One of the things that made the first season so bracing was the fact that both McNulty and D'Angelo finished in disgrace, McNulty demoted to a police boat and D'Angelo sent off to jail. There was no happy ending. But fans surely tuned in to this season to see if they find redemption. How do you struggle with that? Because if you deliberately don't give them any redemption, it could seem just as formulaic.

We're going to do whatever feels real. To HBO's credit, we get notes from them about the scripts, and we've never gotten a note from them saying, "McNulty's the star of the show, can't we have him stand tall for once, can't we have him win?" We never get notes like that because they're not beholden to advertisers, or networks that are owned by conglomerates. It's always about making the show better.

And I'm not kissing their ass either. I'm not privy to everything -- everything filters up and down through Simon -- but I know that in our script meetings Simon has never said, "HBO wants us to do this." And it's been pretty liberating.
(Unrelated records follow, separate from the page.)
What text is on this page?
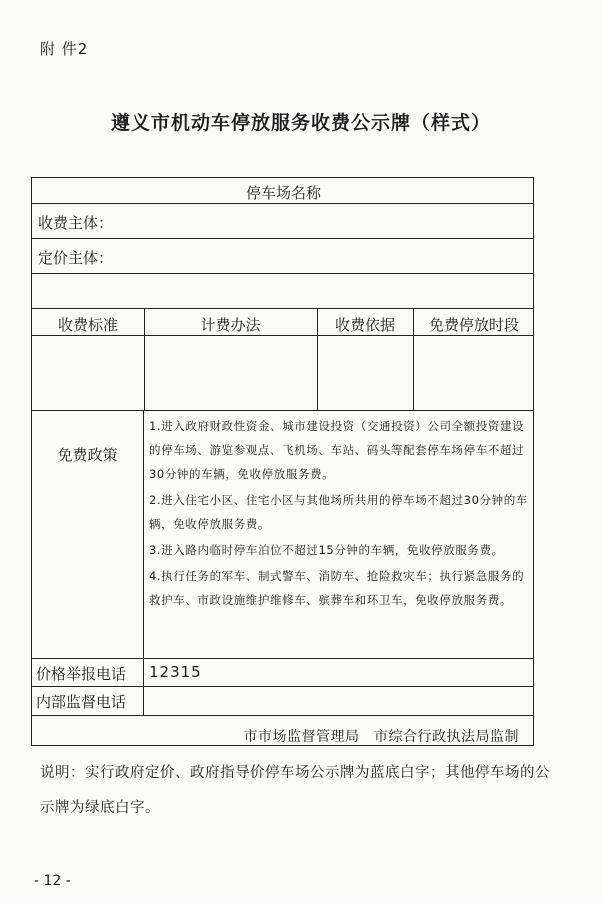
附 件2
遵义市机动车停放服务收费公示牌（样式）
停车场名称
收费主体：
定价主体：
收费标准	计费办法	收费依据	免费停放时段
免费政策

1.进入政府财政性资金、城市建设投资（交通投资）公司全额投资建设的停车场、游览参观点、飞机场、车站、码头等配套停车场停车不超过30分钟的车辆，免收停放服务费。

2.进入住宅小区、住宅小区与其他场所共用的停车场不超过30分钟的车辆，免收停放服务费。

3.进入路内临时停车泊位不超过15分钟的车辆，免收停放服务费。

4.执行任务的军车、制式警车、消防车、抢险救灾车；执行紧急服务的救护车、市政设施维护维修车、殡葬车和环卫车，免收停放服务费。

价格举报电话 12315
内部监督电话
市市场监督管理局　市综合行政执法局监制
说明：实行政府定价、政府指导价停车场公示牌为蓝底白字；其他停车场的公示牌为绿底白字。
- 12 -
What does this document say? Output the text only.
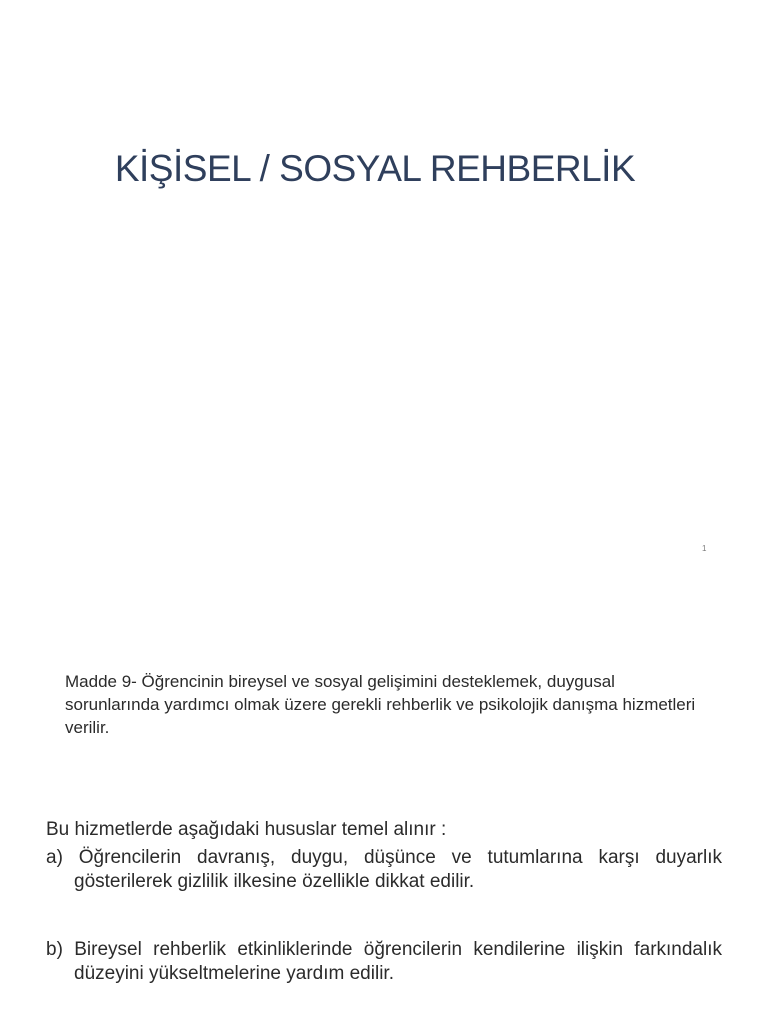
KİŞİSEL / SOSYAL REHBERLİK
1

Madde 9- Öğrencinin bireysel ve sosyal gelişimini desteklemek, duygusal sorunlarında yardımcı olmak üzere gerekli rehberlik ve psikolojik danışma hizmetleri verilir.

Bu hizmetlerde aşağıdaki hususlar temel alınır :

a) Öğrencilerin davranış, duygu, düşünce ve tutumlarına karşı duyarlık gösterilerek gizlilik ilkesine özellikle dikkat edilir.

b) Bireysel rehberlik etkinliklerinde öğrencilerin kendilerine ilişkin farkındalık düzeyini yükseltmelerine yardım edilir.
Simon talks about how this is a writer-driven show. You told me that when you write your novels, you don't chart them out. You don't know where the story is going until you sit down to write. But how does that work when you're putting together a series?

We beat out the first eight episodes before we started shooting. Of course that changed a lot as we went along, but we had a blueprint for eight episodes. And then, somewhere in the middle of the season, we sat down and started beating out the last four, which was really intense work. It was days spent behind closed doors in an office, and a lot of oftenheated discussion.
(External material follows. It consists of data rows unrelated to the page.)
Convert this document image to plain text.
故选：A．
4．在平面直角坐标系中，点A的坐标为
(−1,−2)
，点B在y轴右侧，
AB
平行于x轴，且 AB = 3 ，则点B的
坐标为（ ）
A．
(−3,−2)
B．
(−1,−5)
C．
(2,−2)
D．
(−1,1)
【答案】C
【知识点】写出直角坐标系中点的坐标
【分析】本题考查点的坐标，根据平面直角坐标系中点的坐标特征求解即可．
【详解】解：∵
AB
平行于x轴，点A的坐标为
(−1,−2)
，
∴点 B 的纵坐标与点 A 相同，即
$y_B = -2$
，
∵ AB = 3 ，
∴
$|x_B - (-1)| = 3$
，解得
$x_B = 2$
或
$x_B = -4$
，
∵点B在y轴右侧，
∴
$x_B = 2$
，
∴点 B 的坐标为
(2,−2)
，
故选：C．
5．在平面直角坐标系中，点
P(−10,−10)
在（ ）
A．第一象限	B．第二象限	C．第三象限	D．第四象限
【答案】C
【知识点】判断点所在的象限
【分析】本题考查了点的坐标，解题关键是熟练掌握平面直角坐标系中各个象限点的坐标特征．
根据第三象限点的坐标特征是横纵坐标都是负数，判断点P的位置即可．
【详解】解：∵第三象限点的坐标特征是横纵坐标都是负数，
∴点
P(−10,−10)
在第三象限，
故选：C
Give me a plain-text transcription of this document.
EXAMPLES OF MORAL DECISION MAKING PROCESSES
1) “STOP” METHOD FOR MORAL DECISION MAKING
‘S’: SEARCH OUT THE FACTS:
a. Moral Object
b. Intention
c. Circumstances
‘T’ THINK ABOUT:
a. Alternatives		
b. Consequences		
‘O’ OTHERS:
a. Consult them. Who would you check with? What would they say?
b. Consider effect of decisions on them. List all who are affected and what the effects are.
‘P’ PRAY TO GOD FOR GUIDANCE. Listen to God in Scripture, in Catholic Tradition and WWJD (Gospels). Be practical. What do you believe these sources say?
And in the process you've been watching dailies, watching how the characters emerge on screen.

Yeah, you know writers will want to write up characters and actors that they enjoy writing for. And the opposite is true. So you're going to see some people recede and other people bubble up out of the mix. Which is very much like writing a book too; you don't always intend for a minor character to become a major character.

So there were characters who were downsized, once the shooting began?

I would say so, yes. That's accurate.

And you're not going to tell me who those are, so who were the characters that benefited the most? Who grew as the season went on?

Well, Frank [Sobotka] was always going to be a pretty major character, but this guy Chris Bauer just blew everybody away. He's an amazing actor, he's like a young Gene Hackman.

And Amy Ryan, who plays Agent Russell. We knew, from watching dailies, that people were going to really relate to her character, and her journey, from going from a lowly port cop to being real police. She started to come up front and center too.

Will this spoil you, though, to have so much involvement when your novels start to be made into movies? Curtis Hanson ["L.A. Confidential"] is developing "Right as Rain" -- will it be difficult not to be so deeply involved?

They've been pretty good about keeping me involved. And Hanson is a world-class director. You can't ask for anything more.

But casting Derek Strange must cause you some concern. You've put a lot of effort into creating him.

Yeah. And I don't see him being an extremely good-looking guy. I always say that when he's walking down the street women's heads might not be turning, but once they get to know him, they come around.

So who would you cast?

I think there are a lot of great character actors, like Keith David, people of that nature who I just really respect as actors. You know, and we've resisted this in "The Wire," I just don't like seeing actors who I really know. You know, where I say, "Look, there's Tom Cruise in a wheelchair," or "Look, there's so-and-so playing a retarded person." I just like to get lost in it. I'd prefer to see not really big stars, but just good actors.